03 marzo 2007

La memoria di un giorno
settima ed ultima parte
Le mani di mia madre sembrarono rimpicciolirsi intorno al suo dolore, come a protezione del suo cuore, della sua anima, del ricordo della famiglia che eravamo, nella memoria di me e mio fratello Davide che giocavamo con le macchinine seduti per terra, in una estate a metà degli anni ‘60, su una terrazza di una pensione in Liguria, intanto che mia madre spazzolava i capelli di mia sorella Eliana che a sua volta, seduta su una sedia con il sedile di vimini, lisciava quelli della esangue bambola che teneva tra le mani. Mentre mio padre leggeva il suo quotidiano su una sedia a sdraio al riparo di una tettoia con il tetto di plastica verde ondulata. La memoria di un giorno si potrebbe dire, di un giorno normale, di una normale famiglia molto fortunata.
Sono passati anni, dolori, Natali e Pasque, ferie in agosto e fine settimana passati a fare gli straordinari, tonsilliti e antibiotici, partite di calcio in tv e letture di libri tascabili, vestiti comprati, vestiti lavati, vestiti rammendati, vestiti accorciati, vestiti allargati, vestiti buttati.
Sono nati figli, morti nonni.
Per arrivare ad una serata in teatro, con genitori emozionati, insegnanti curiosi, alunni vocianti. Ed una donna, una volta bella come una figurina delle sfilate parigine, in piedi, assorta, che aspetta di sedersi per guardare lo spettacolo in cui ci sarà sua nipote.
Con un imprevisto. Che si materializza sotto le spoglie della professoressa d’Italiano di Marta, la signorina Castigliano, che avvicinandosi a mia madre, chiede:
- È lei la signora Marta Quaglino?
- Sono la vedova Quaglino…o la signora Marta Jenner… dipende chi lei cerca.
- Cerco la nonna di Marta Quaglino della terza f.
- Allora sono io.
- Bene, allora senta…
Mia madre e l’insegnante di mia figlia Marta si misero a parlottare fitto e sottovoce. La signorina Castigliano poi indicò a mia madre la prima fila, mia madre annuì. Dopo poco si congedarono reciprocamente e mia madre girandomi verso di me, annunciò:
- C’è un posto riservato per me in prima fila, sai?

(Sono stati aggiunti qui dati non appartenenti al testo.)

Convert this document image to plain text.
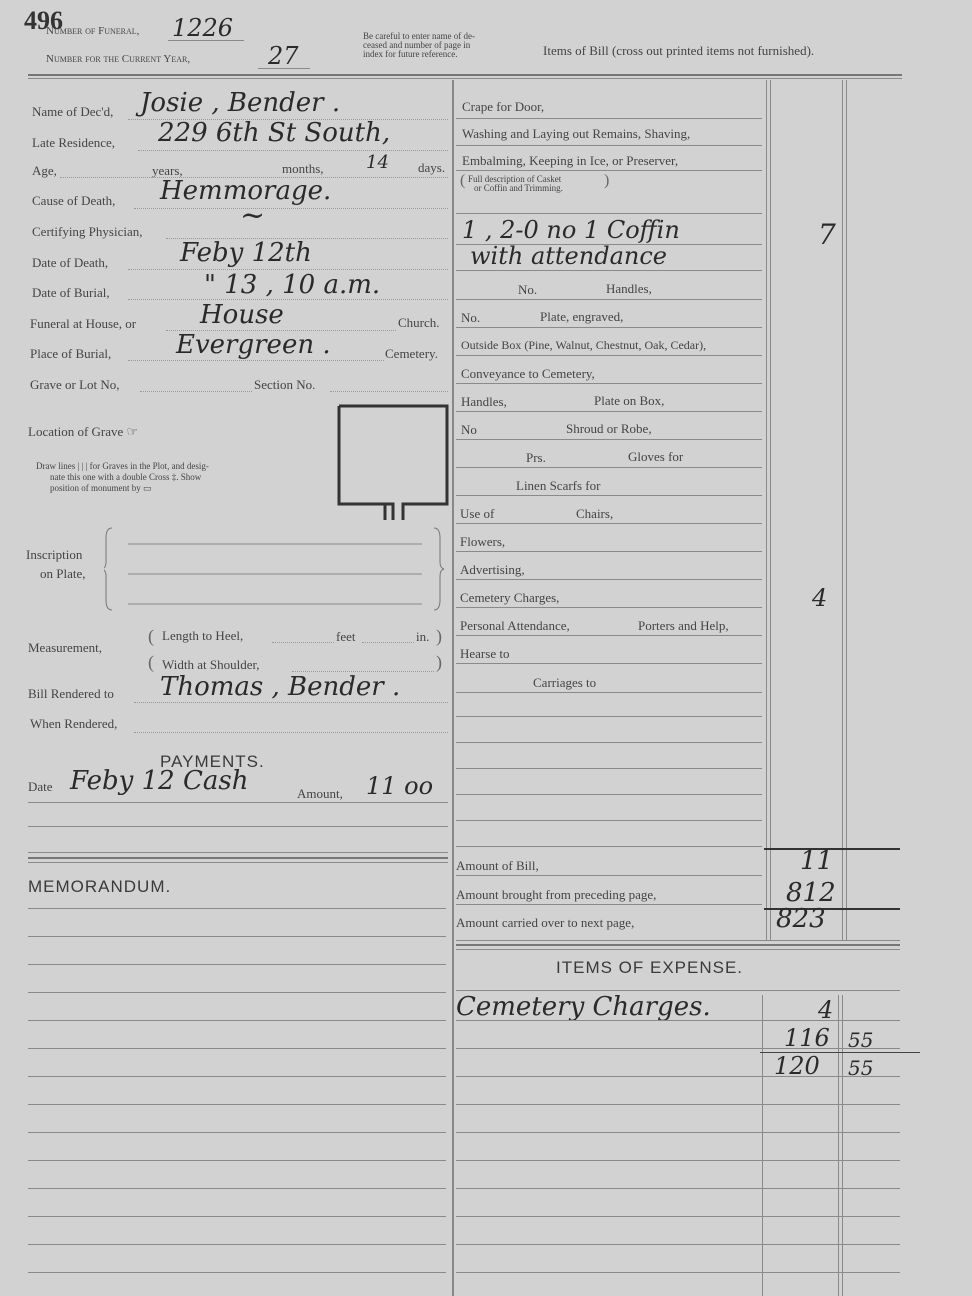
496
Number of Funeral, 1226
Number for the Current Year,	27
Be careful to enter name of de-
ceased and number of page in
index for future reference.	Items of Bill (cross out printed items not furnished).
Name of Dec'd, Josie , Bender .
Late Residence, 229 6th St South,
Age,	years,	months, 14 days.
Cause of Death, Hemmorage.
Certifying Physician,	~
Date of Death,	Feby 12th
Date of Burial,	" 13 , 10 a.m.
Funeral at House, or House	Church.
Place of Burial, Evergreen .	Cemetery.
Grave or Lot No,	Section No.
Location of Grave ☞
Draw lines | | | for Graves in the Plot, and desig-
nate this one with a double Cross ‡. Show
position of monument by ▭
Inscription
on Plate,
Measurement,
(
(
)
)
Length to Heel,	feet	in.
Width at Shoulder,
Bill Rendered to Thomas , Bender .
When Rendered,
PAYMENTS.
Date Feby 12 Cash	Amount, 11 oo
MEMORANDUM.
Crape for Door,
Washing and Laying out Remains, Shaving,
Embalming, Keeping in Ice, or Preserver,
Full description of Casket
or Coffin and Trimming.
(	)
1 , 2-0 no 1 Coffin
with attendance
7
No.	Handles,
No.	Plate, engraved,
Outside Box (Pine, Walnut, Chestnut, Oak, Cedar),
Conveyance to Cemetery,
Handles,	Plate on Box,
No	Shroud or Robe,
Prs.	Gloves for
Linen Scarfs for
Use of	Chairs,
Flowers,
Advertising,
Cemetery Charges,	4
Personal Attendance,	Porters and Help,
Hearse to
Carriages to
Amount of Bill,	11
Amount brought from preceding page,	812
Amount carried over to next page,	823
ITEMS OF EXPENSE.
Cemetery Charges.	4
116 55
120 55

Nei suoi occhi brillava una luce insolita, poi aggiunse:
- Pare che tu avessi ragione, la nostra piccola Marta ha davvero molte sorprese in serbo per noi, stasera..

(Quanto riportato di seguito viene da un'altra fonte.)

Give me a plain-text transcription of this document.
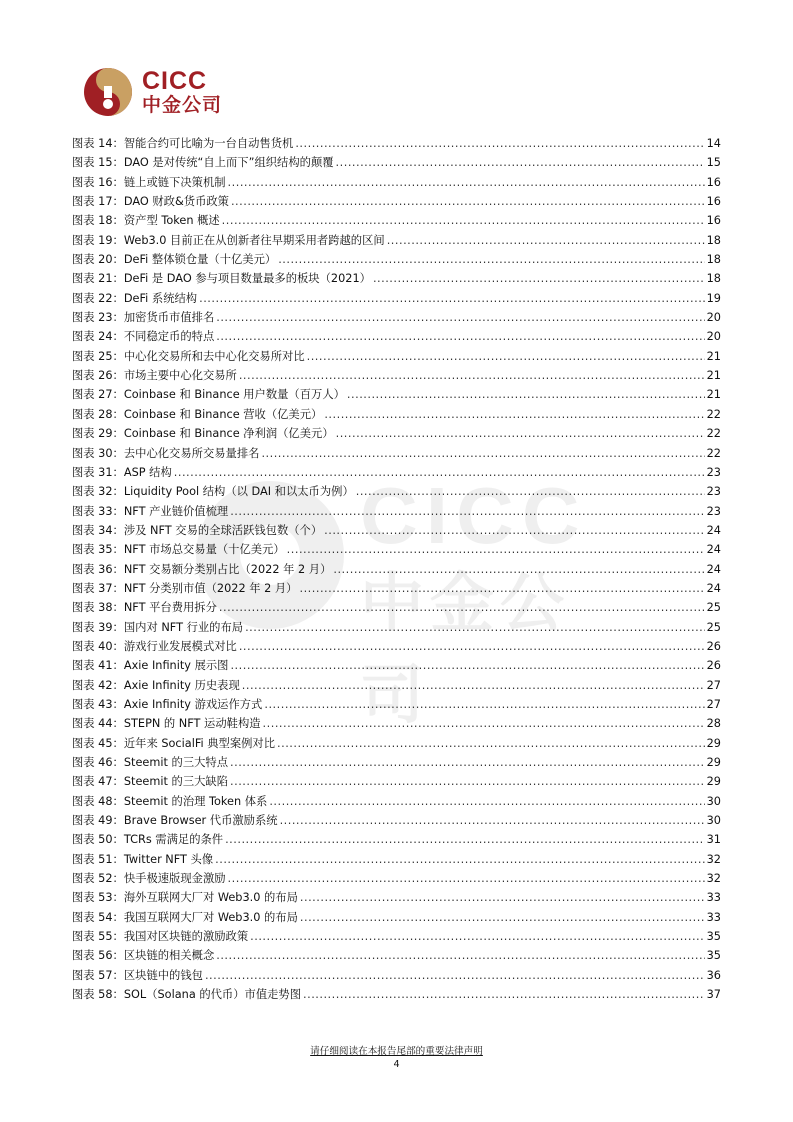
CICC
中金公司
CICC
中金公司
图表 14： 智能合约可比喻为一台自动售货机 .....	14
图表 15： DAO 是对传统“自上而下”组织结构的颠覆 .....	15
图表 16： 链上或链下决策机制 .....	16
图表 17： DAO 财政&货币政策 .....	16
图表 18： 资产型 Token 概述 .....	16
图表 19： Web3.0 目前正在从创新者往早期采用者跨越的区间 .....	18
图表 20： DeFi 整体锁仓量（十亿美元） .....	18
图表 21： DeFi 是 DAO 参与项目数量最多的板块（2021） .....	18
图表 22： DeFi 系统结构 .....	19
图表 23： 加密货币市值排名 .....	20
图表 24： 不同稳定币的特点 .....	20
图表 25： 中心化交易所和去中心化交易所对比 .....	21
图表 26： 市场主要中心化交易所 .....	21
图表 27： Coinbase 和 Binance 用户数量（百万人） .....	21
图表 28： Coinbase 和 Binance 营收（亿美元） .....	22
图表 29： Coinbase 和 Binance 净利润（亿美元） .....	22
图表 30： 去中心化交易所交易量排名 .....	22
图表 31： ASP 结构 .....	23
图表 32： Liquidity Pool 结构（以 DAI 和以太币为例） .....	23
图表 33： NFT 产业链价值梳理 .....	23
图表 34： 涉及 NFT 交易的全球活跃钱包数（个） .....	24
图表 35： NFT 市场总交易量（十亿美元） .....	24
图表 36： NFT 交易额分类别占比（2022 年 2 月） .....	24
图表 37： NFT 分类别市值（2022 年 2 月） .....	24
图表 38： NFT 平台费用拆分 .....	25
图表 39： 国内对 NFT 行业的布局 .....	25
图表 40： 游戏行业发展模式对比 .....	26
图表 41： Axie Infinity 展示图 .....	26
图表 42： Axie Infinity 历史表现 .....	27
图表 43： Axie Infinity 游戏运作方式 .....	27
图表 44： STEPN 的 NFT 运动鞋构造 .....	28
图表 45： 近年来 SocialFi 典型案例对比 .....	29
图表 46： Steemit 的三大特点 .....	29
图表 47： Steemit 的三大缺陷 .....	29
图表 48： Steemit 的治理 Token 体系 .....	30
图表 49： Brave Browser 代币激励系统 .....	30
图表 50： TCRs 需满足的条件 .....	31
图表 51： Twitter NFT 头像 .....	32
图表 52： 快手极速版现金激励 .....	32
图表 53： 海外互联网大厂对 Web3.0 的布局 .....	33
图表 54： 我国互联网大厂对 Web3.0 的布局 .....	33
图表 55： 我国对区块链的激励政策 .....	35
图表 56： 区块链的相关概念 .....	35
图表 57： 区块链中的钱包 .....	36
图表 58： SOL（Solana 的代币）市值走势图 .....	37
请仔细阅读在本报告尾部的重要法律声明
4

- Ti giuro che non ne sapevo niente. – dissi io realmente incredulo e curioso.
- Vai nonna, mi sa che sarai una specie di guest star stasera. – intervenne Adriano.

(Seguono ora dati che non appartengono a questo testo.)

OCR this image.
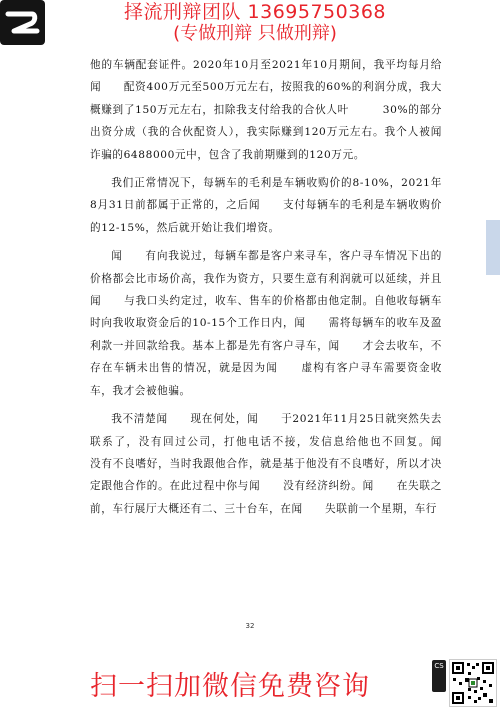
择流刑辩团队 13695750368
(专做刑辩 只做刑辩)

他的车辆配套证件。2020年10月至2021年10月期间，我平均每月给闻　　配资400万元至500万元左右，按照我的60%的利润分成，我大概赚到了150万元左右，扣除我支付给我的合伙人叶　　　30%的部分出资分成（我的合伙配资人），我实际赚到120万元左右。我个人被闻　　　诈骗的6488000元中，包含了我前期赚到的120万元。

我们正常情况下，每辆车的毛利是车辆收购价的8-10%，2021年8月31日前都属于正常的，之后闻　　支付每辆车的毛利是车辆收购价的12-15%，然后就开始让我们增资。

闻　　有向我说过，每辆车都是客户来寻车，客户寻车情况下出的价格都会比市场价高，我作为资方，只要生意有利润就可以延续，并且闻　　与我口头约定过，收车、售车的价格都由他定制。自他收每辆车时向我收取资金后的10-15个工作日内，闻　　需将每辆车的收车及盈利款一并回款给我。基本上都是先有客户寻车，闻　　才会去收车，不存在车辆未出售的情况，就是因为闻　　虚构有客户寻车需要资金收车，我才会被他骗。

我不清楚闻　　现在何处，闻　　于2021年11月25日就突然失去联系了，没有回过公司，打他电话不接，发信息给他也不回复。闻　　没有不良嗜好，当时我跟他合作，就是基于他没有不良嗜好，所以才决定跟他合作的。在此过程中你与闻　　没有经济纠纷。闻　　在失联之前，车行展厅大概还有二、三十台车，在闻　　失联前一个星期，车行

32
扫一扫加微信免费咨询
CS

- Ma tu ne sai qualcosa? – gli chiesi.
- Pà, ho giurato di essere muto come un pesce, vedrai che scintille nel dopo recita. – disse, sottovoce, lui al mio orecchio.
- Scintille? – mi allarmai io.
- Calmo, calmo, fidati dei tuoi figli.
- Sì, come no….
Intanto mia madre ci lasciò al nostro colloquio e si avviò al suo posto in prima fila, indicatogli precedentemente dalla signorina Castigliano.
Passarono pochi minuti, le luci si abbassarono e il sipario si alzò. Assistemmo allo spettacolo, che era liberamente ispirato a "L'amico ritrovato" di Fred Uhlman, la storia di due studenti sedicenni, che nei primi anni ’30 del ‘900 vivono in Germania, tra i quali, dopo essersi incontrati a scuola, nasce un'amicizia magica e perfetta. Uno era un figlio di un medico ebreo, mentre l’altro apparteneva a una famiglia dell'alta nobiltà. L’avvento del nazismo divise i loro destini tragicamente. Mia figlia Marta faceva una parte breve, poco meno di dieci battute, interpretava la madre di uno dei due protagonisti, ovviamente di quello ebreo, era una personaggio singolare, goffo, una scelta sorprendente considerato l’indole espansiva di mia figlia.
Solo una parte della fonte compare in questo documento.